I would suggest gently that it would be better for you to live alone for a while, to clear your head, unless you and your boyfriend have been an item for a long, long time? Fortunately, you don’t have to hand back the tenancy immediately, because mum’s future accommodation hasn’t been decided you. In the meantime, I would suggest that you start sorting out your own stuff to start with. Also generally around the house, I can’t imagine mum was super organised or super tidy?! Although you can’t throw away anything of mum’s yet, you can start to think about what you would like to keep for your own home, and what you would not, and what you will do with the stuff you don’t want. I had to empty my mum’s house after she moved into a nursing home, she was mentally OK but physically very frail. It was a nightmare as she was a hoarder, it took me and my sons a year to sort out.
Has anyone spoken to you about a financial assessment for mum’s stay in residential care? If not, it won’t be long. As you think about the house, remember to bring all mum’s financial documents together, ideally in a ring binder with dividers. Social Services will want to see proof of benefits, rent, electric, bank statements, savings books etc. Do you have Power of Attorney or are you mum’s DWP Appointee?
Feel free to ask me anything you want about this whole process, I’ve now sorted out four homes after bereavement!!

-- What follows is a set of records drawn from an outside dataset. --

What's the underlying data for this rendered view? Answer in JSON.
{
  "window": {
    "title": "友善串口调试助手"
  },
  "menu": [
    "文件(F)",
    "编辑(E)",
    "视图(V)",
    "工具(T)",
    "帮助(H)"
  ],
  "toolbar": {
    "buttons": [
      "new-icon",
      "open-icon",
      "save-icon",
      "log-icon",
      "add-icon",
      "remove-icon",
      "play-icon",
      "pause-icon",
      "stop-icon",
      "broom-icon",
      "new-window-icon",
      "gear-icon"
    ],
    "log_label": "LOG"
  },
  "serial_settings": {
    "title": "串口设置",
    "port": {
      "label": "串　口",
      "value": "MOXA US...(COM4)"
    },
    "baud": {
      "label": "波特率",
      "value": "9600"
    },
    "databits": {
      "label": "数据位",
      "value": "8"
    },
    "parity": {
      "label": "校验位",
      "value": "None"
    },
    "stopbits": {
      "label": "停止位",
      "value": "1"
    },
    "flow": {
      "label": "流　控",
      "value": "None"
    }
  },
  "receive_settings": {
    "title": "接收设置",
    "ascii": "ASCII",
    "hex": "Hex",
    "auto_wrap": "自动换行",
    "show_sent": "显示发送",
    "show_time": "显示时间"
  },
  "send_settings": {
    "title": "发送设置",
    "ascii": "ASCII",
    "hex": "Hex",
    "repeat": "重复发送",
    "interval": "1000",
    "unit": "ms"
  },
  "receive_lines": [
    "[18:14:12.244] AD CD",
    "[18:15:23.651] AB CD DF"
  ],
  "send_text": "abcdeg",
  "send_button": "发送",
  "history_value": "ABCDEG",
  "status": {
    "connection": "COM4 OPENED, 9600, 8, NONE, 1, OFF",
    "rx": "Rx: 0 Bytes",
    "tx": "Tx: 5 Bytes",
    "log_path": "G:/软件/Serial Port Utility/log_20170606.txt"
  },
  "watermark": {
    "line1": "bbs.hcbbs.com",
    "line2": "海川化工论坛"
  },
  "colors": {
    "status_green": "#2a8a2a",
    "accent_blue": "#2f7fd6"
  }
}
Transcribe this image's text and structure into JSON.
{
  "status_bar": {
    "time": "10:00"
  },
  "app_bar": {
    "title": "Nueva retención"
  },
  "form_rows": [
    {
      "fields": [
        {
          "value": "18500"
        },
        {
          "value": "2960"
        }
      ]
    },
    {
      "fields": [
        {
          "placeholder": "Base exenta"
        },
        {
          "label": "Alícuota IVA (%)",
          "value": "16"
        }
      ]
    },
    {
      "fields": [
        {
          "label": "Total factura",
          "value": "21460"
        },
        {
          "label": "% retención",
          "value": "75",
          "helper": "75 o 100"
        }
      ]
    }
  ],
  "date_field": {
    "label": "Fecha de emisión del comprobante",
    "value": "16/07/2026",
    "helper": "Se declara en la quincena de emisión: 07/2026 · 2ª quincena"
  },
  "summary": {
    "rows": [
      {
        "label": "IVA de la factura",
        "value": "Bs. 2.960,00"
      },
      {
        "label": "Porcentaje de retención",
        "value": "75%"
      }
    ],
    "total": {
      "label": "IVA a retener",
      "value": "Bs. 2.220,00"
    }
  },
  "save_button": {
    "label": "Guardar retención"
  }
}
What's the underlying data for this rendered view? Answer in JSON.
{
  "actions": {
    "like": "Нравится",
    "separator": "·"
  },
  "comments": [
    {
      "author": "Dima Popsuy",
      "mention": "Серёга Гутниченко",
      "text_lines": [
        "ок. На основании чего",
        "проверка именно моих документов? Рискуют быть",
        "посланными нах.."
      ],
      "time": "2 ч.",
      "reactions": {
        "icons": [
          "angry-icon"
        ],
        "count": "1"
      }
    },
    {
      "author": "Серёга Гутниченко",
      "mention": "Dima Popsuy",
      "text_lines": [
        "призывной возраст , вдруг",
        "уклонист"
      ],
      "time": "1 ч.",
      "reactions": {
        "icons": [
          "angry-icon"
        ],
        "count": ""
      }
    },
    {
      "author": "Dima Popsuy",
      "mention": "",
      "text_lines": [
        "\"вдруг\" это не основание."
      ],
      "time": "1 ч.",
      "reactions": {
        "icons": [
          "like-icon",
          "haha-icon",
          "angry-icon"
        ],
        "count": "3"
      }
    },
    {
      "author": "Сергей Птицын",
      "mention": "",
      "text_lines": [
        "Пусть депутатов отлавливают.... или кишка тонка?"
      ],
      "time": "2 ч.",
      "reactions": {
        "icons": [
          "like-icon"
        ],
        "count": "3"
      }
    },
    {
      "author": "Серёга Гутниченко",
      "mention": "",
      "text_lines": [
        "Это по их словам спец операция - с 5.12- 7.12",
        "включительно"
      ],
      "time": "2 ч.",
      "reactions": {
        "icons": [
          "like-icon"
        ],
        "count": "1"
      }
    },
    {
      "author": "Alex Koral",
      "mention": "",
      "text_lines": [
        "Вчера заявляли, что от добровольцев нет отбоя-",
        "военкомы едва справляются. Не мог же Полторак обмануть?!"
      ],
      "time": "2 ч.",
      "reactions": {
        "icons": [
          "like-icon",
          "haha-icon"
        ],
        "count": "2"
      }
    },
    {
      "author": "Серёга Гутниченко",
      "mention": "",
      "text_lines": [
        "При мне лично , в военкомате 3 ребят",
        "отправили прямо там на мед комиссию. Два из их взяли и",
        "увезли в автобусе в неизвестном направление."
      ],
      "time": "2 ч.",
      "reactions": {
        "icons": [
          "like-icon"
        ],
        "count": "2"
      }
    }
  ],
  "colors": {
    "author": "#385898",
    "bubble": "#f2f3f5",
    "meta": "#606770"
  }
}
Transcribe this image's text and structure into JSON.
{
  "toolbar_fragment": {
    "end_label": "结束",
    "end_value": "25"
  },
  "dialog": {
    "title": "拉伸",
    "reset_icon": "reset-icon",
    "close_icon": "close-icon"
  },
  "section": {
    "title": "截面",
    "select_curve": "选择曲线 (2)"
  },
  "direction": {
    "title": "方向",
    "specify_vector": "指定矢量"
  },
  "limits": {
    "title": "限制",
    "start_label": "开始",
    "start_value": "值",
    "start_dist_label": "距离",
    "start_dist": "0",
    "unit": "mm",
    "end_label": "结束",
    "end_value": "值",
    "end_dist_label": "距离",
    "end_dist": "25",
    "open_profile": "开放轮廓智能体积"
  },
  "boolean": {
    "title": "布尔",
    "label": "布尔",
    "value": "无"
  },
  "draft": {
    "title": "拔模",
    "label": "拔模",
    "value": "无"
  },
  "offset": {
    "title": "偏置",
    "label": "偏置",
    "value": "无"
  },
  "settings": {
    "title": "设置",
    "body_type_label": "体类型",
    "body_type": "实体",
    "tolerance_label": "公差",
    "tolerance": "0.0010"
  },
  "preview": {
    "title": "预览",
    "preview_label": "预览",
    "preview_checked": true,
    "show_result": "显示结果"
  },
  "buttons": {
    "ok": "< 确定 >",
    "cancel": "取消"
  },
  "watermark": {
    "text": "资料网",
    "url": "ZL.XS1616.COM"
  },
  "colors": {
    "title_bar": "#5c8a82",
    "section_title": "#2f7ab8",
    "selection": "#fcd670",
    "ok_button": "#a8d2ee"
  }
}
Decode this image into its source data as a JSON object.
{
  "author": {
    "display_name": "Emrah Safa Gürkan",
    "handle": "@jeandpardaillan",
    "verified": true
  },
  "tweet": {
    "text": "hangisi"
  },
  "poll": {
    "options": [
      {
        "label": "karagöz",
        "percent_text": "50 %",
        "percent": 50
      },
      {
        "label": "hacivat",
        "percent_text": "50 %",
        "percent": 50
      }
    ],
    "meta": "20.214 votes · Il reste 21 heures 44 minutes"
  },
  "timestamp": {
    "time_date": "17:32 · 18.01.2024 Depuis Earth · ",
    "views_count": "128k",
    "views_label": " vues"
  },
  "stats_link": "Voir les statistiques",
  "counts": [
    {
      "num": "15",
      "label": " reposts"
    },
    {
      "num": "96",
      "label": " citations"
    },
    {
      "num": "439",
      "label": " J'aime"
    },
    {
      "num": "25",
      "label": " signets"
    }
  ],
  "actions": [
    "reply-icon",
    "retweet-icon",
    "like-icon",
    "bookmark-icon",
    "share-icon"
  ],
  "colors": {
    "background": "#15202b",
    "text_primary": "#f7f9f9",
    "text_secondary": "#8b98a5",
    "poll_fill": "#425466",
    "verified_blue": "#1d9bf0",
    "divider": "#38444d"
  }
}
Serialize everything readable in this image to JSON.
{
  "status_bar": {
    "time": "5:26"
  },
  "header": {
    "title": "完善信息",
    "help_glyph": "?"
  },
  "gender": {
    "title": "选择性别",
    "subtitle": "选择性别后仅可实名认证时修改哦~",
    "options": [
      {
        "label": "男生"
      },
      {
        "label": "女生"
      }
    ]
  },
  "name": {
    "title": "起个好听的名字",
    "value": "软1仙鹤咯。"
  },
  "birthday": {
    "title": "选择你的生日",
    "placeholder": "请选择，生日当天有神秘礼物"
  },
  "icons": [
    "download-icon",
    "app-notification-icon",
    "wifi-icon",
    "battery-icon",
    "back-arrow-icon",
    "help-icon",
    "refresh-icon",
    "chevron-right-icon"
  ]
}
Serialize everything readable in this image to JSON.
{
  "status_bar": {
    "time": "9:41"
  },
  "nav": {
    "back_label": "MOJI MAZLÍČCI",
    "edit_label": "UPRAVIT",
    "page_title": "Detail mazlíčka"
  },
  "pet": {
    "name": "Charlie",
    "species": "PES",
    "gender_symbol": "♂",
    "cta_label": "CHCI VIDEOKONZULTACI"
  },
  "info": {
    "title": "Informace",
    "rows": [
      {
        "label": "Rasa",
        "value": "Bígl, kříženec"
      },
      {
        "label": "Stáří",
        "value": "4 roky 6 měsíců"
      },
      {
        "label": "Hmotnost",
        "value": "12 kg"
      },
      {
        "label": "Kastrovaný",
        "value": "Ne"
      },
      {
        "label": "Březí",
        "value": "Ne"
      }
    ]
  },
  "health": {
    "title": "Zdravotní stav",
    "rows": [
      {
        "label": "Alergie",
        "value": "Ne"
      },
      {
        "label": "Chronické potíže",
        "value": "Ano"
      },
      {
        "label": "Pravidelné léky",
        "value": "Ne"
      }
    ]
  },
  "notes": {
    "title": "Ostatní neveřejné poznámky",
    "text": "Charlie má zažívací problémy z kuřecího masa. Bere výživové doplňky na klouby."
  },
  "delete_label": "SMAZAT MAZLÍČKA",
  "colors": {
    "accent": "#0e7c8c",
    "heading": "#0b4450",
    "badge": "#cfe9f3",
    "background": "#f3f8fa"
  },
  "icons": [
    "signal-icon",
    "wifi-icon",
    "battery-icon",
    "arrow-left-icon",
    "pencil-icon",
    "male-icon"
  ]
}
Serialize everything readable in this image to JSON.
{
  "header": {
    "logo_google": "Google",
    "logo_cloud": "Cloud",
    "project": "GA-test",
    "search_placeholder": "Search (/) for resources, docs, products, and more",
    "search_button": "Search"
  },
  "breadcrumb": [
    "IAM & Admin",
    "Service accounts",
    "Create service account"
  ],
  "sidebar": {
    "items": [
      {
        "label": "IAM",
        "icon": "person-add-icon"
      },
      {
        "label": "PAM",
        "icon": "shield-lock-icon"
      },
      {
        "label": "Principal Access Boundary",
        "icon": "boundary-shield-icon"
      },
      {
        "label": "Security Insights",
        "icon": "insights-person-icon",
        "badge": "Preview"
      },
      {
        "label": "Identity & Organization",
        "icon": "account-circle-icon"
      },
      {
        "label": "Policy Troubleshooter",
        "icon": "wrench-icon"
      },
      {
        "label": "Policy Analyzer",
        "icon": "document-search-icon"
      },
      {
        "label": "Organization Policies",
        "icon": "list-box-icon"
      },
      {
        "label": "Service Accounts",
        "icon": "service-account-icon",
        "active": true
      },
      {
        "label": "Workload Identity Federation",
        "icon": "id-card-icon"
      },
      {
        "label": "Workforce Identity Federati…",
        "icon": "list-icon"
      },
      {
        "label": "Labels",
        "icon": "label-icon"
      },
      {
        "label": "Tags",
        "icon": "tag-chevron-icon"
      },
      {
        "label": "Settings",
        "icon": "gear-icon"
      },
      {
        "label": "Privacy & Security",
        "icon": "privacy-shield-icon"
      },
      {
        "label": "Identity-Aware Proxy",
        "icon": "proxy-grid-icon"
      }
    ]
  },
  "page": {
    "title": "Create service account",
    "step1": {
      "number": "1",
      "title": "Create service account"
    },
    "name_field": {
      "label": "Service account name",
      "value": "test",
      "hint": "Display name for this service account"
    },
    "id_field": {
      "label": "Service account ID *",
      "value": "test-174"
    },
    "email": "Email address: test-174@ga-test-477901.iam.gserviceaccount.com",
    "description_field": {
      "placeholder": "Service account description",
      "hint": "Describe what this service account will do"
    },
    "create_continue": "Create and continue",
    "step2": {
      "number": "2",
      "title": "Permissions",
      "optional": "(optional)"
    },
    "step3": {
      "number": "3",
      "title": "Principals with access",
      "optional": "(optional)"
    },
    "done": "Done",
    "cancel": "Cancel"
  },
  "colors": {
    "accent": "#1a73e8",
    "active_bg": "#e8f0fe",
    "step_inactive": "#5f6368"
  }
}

Thanks for your reply, that’s really helpful. My boyfriend and I have been together 9 years so I’m in a secure relationship. Yes, my mum has been a hoarder too and there is still lots of my Grandads bits in the house as he did the same… I’ve tried to start going through bits, it is incredibly hard because I come across lot of things that make me emotional but I know I need to start now because it’s not an organised house. I’m an appointee for my mums dwp but don’t have power of attorney… I don’t know if that will have to change down the line depending on what i/social services have to do to make sure she’s living in the right accommodation. What makes it difficult is mum is adament she will want to come home because she doesn’t have the insight to think oh well actually I’m not safe at home, it’s better if Rachel helps me find somewhere I will be safe and happy.